The firefighters came equipped with a useful industrial sized water hoover and thanks to rubber gloves, my future husband – according to my mother - managed to turn off the tap. Then his super hoover sucked up all the excess water in my kitchen and living room. Thanks to my son’s quick thinking, the overall damage to my apartment was minimal; though the poor downstairs neighbour’s ceiling had taken the brunt of the flood. The fire brigade cleared up the mess, while delighting my mother and lunch guest in the process. They reassured the elderly neighbour downstairs, and hoovered up the excess water in her apartment as well.
I did learn something, other than never to install my own washing machine. That you can be billed for calling out the fire brigade if there isn’t a potential hazard. So looking at this whole fiasco from a positive angle, I guess it was lucky that the water seeped into the downstairs neighbour’s lighting system and was in fact dangerous. Probably not so lucky for the neighbour but my insurance covered the damage, no questions asked.

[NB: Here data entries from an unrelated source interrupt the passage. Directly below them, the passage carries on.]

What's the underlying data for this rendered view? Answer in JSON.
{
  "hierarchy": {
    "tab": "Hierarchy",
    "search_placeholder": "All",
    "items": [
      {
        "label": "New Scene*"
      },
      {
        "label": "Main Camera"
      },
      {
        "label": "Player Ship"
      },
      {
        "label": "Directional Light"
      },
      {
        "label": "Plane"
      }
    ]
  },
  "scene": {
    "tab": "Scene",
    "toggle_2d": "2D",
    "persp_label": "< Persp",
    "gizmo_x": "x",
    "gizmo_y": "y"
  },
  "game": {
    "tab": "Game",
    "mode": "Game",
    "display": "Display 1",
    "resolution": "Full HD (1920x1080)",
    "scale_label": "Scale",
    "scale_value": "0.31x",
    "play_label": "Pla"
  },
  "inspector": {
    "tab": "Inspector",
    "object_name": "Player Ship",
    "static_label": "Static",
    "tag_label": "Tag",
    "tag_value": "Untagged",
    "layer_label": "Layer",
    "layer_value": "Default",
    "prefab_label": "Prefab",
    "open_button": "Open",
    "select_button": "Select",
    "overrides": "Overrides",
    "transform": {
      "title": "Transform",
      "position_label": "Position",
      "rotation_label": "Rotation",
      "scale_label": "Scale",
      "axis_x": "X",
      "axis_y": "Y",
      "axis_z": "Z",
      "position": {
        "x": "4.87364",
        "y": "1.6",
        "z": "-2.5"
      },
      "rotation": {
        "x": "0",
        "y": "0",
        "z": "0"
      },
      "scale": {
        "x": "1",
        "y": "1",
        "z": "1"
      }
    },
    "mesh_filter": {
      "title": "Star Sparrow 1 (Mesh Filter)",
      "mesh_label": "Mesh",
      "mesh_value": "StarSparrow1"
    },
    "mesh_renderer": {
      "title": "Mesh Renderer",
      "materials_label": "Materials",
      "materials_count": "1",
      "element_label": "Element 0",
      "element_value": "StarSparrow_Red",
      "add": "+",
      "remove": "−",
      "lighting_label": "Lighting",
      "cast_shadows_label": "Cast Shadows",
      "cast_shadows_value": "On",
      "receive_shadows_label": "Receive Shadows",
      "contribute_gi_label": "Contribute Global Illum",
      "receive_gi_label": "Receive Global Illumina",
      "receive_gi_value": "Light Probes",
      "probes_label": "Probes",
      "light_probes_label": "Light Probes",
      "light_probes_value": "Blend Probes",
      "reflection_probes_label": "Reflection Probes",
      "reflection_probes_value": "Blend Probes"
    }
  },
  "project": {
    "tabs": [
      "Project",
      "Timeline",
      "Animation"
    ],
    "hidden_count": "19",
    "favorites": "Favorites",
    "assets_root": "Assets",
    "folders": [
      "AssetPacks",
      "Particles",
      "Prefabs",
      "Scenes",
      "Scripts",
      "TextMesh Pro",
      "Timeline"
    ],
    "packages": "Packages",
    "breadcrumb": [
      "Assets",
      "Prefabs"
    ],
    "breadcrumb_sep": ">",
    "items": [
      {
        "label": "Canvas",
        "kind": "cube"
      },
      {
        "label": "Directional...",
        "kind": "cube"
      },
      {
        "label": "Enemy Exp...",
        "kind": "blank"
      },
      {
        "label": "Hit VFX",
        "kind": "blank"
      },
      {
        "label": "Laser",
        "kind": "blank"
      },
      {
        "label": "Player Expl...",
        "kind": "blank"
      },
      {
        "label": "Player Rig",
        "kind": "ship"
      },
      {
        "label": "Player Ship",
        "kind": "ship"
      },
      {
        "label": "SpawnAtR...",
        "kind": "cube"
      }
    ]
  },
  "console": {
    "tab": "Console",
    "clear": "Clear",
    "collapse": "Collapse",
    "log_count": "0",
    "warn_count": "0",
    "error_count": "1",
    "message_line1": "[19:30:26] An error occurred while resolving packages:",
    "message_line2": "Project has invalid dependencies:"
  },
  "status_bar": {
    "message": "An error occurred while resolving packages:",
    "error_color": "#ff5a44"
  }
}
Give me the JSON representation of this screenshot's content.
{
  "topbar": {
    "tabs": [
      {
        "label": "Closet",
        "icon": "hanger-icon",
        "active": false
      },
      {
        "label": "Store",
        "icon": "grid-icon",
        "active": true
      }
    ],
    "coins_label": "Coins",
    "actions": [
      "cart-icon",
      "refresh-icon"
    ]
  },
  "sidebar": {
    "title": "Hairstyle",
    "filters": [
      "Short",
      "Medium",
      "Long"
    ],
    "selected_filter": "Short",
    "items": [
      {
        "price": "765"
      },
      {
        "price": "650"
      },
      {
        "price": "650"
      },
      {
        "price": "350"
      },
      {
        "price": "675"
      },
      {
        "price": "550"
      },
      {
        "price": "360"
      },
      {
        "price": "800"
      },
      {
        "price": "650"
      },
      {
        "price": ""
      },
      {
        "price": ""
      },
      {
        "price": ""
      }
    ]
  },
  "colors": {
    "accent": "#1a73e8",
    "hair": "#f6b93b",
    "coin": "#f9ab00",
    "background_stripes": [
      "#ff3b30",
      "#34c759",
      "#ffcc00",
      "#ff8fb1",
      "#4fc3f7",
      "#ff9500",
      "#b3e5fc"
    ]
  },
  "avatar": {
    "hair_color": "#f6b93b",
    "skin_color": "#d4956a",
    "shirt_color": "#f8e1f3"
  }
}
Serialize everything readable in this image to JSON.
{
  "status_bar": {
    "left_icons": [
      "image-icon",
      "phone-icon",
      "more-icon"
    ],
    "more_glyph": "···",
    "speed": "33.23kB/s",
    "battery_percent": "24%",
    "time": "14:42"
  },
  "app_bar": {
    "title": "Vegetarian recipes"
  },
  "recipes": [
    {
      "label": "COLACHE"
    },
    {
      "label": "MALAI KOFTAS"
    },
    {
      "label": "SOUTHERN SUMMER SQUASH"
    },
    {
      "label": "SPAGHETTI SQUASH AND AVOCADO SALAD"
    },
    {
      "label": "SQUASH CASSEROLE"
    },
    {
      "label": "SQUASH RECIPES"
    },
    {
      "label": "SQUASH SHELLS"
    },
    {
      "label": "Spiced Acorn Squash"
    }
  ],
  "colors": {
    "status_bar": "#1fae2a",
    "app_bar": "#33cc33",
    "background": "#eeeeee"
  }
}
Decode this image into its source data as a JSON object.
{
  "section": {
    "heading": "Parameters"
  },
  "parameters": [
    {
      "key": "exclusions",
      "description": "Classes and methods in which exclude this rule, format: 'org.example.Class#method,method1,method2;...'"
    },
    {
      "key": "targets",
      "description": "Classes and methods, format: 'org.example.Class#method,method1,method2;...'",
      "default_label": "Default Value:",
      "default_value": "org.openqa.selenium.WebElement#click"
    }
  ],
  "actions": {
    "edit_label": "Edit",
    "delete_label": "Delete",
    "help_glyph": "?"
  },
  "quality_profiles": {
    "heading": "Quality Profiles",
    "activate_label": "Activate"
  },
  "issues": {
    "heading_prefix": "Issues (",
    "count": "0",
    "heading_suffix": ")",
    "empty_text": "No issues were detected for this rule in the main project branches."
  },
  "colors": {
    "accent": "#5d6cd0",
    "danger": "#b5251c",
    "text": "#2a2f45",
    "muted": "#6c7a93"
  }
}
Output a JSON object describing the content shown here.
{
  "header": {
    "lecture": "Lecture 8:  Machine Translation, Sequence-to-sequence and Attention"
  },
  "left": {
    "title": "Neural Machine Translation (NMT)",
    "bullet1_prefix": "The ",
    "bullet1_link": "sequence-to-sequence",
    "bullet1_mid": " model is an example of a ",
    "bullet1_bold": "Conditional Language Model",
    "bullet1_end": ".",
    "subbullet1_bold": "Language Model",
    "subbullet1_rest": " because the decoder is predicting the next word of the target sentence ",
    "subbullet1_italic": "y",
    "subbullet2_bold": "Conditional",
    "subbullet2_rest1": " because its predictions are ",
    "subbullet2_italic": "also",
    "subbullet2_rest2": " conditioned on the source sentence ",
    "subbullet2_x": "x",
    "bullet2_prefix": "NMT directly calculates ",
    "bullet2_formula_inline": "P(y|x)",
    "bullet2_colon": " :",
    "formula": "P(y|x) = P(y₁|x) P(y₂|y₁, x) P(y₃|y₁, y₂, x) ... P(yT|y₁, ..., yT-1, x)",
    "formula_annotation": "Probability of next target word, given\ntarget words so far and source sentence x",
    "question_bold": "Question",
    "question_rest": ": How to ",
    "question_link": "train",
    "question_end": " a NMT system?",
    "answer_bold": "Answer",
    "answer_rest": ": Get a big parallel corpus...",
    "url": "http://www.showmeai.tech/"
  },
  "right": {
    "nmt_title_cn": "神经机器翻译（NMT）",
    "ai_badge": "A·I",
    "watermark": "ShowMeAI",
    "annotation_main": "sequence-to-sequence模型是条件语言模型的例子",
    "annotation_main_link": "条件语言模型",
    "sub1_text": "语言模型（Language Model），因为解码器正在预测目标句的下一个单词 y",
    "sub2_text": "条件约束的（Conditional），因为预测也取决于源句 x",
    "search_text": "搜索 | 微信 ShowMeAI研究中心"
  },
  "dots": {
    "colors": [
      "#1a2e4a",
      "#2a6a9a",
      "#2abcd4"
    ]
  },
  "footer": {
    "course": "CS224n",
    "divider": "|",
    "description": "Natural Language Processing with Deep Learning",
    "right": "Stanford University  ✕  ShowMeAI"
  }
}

The conversation around the lunch table had little to do with me installing my washing machine, and everything to do with the rubber-clad firefighter. My mother came up with a plan for me to use my son, go down to the fire station and tell Mister Perfect that he wanted to be a firefighter when he grew up - which was a lie - and would love to take a ride in his fire engine - which he probably would have enjoyed.
I admit that the man was more than a little dishy but I wouldn’t use my son as a prop and to be honest I was happy with my status quo. I did not follow up with the firefighter but I will always be grateful to the man for saving my soaked butt. To all you men out there, I learnt my lesson and now hire a professional to install my washing machine and dishwasher, just in case!